Nicholas J. Mullin, Appellant, v. Meyer L. Sire, Respondent.
    (Supreme Court, Appellate Term,
    April, 1901.)
    Principal and agent — General manager of a hotel may bind the owner to a local advertiser.
    A general manager of a hotel, having general supervision of its conduct, employees and departments, and in control except when the owner was there twice a day, has sufficient apparent authority to bind the owner for a two-line advertisement of the hotel for one year in a local newspaper. :
    Appeal from a judgment in favor of the defendant, rendered in the Municipal Court of the city of New York, tenth district, borough of Manhattan.
    
      Baldwin & White, for appellant.
    John J. Buckley, for respondent.
   Levewteitt, J.

The question involved on this appeal is whether one Amar had authority to bind the defendant to advertise his Criterion Hotel in the New York Commercial, a journal published by plaintiff’s assignors.

The contract was for the insertion in the New York Commercial’s classified hotel directory of a two-line advertisement for one year at a cost of seventy-two dollars, and was signed “ Criterion, Alfred A. Amar, Manager, (address) 41 St. & B’way, N. Y. C.” Judgment was rendered below for the defendant, and, we think, erroneously.

Amar testified that he signed the contract; that he was employed by the defendant as manager of the hotel; that he had general supervision of the conduct of the hotel, general superintendence of all the employees, and general supervision of all the departments. The defendant corroborated Amar on all essential points, admitted that “ he had charge of the hotel; ” that he was left in control when the defendant was not there — which, barring the hours of nine in the morning and five in the evening, was practically all the time.

This testimony was also elicited from the defendant: “ Q. You have heard Mr. Amar testify. Was his statement of his duties a correct one ? A. I think it was. He said he had charge of the. help in the hotel, that is as far as he stated. Q. He stated that he had general supervision of it in all its departments ? A. That was correct.”

On this statement it seems clear that the defendant held Amar out to be his general agent so far as the conduct and supervision of his hotel business was concerned. Whether he had in fact authorized Amar to make this contract is immaterial. The question here is the extent of the apparent authority he conferred upon his agent, and which by the latter’s acts and position the public was justified in assuming the agent possessed.

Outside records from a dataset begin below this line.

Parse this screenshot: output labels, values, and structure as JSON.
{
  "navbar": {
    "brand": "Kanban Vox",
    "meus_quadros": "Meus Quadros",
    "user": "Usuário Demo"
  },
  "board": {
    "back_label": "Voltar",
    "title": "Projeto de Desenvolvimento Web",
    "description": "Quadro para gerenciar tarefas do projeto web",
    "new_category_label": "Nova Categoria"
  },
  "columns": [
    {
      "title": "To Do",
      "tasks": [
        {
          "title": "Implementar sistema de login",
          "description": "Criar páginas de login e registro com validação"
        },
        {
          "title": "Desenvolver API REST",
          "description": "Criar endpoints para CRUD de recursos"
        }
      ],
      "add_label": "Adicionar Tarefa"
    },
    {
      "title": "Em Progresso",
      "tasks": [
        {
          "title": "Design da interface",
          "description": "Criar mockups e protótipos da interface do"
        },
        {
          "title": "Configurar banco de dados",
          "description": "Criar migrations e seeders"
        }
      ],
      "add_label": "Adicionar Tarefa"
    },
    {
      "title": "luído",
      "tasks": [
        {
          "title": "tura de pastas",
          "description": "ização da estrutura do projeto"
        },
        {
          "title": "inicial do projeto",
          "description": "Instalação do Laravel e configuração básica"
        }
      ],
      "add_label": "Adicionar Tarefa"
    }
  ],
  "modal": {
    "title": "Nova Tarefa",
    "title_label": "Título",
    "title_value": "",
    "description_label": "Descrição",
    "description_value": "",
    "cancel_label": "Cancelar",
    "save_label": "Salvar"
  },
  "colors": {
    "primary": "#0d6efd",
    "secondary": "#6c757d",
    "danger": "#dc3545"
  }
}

The primary object of a hotel is to secure guests, and in furtherance of this object it would seem to be well within the powers of one intrusted with the general conduct and supervision of a hotel in all its departments .to insert in a daily journal a two-line advertisement. One contracting with, the hotel and for its benefit would have the right to assume that a manager, occupying the position that this one concededly did, had authority to make the contract in question.

The judgment should be reversed and a new trial ordered, with costs to the appellant to abide the event.

Btschoff, P. J., and Clabiíe, J., concur.

Judgment reversed and new trial ordered, with costs to appellant to abide event.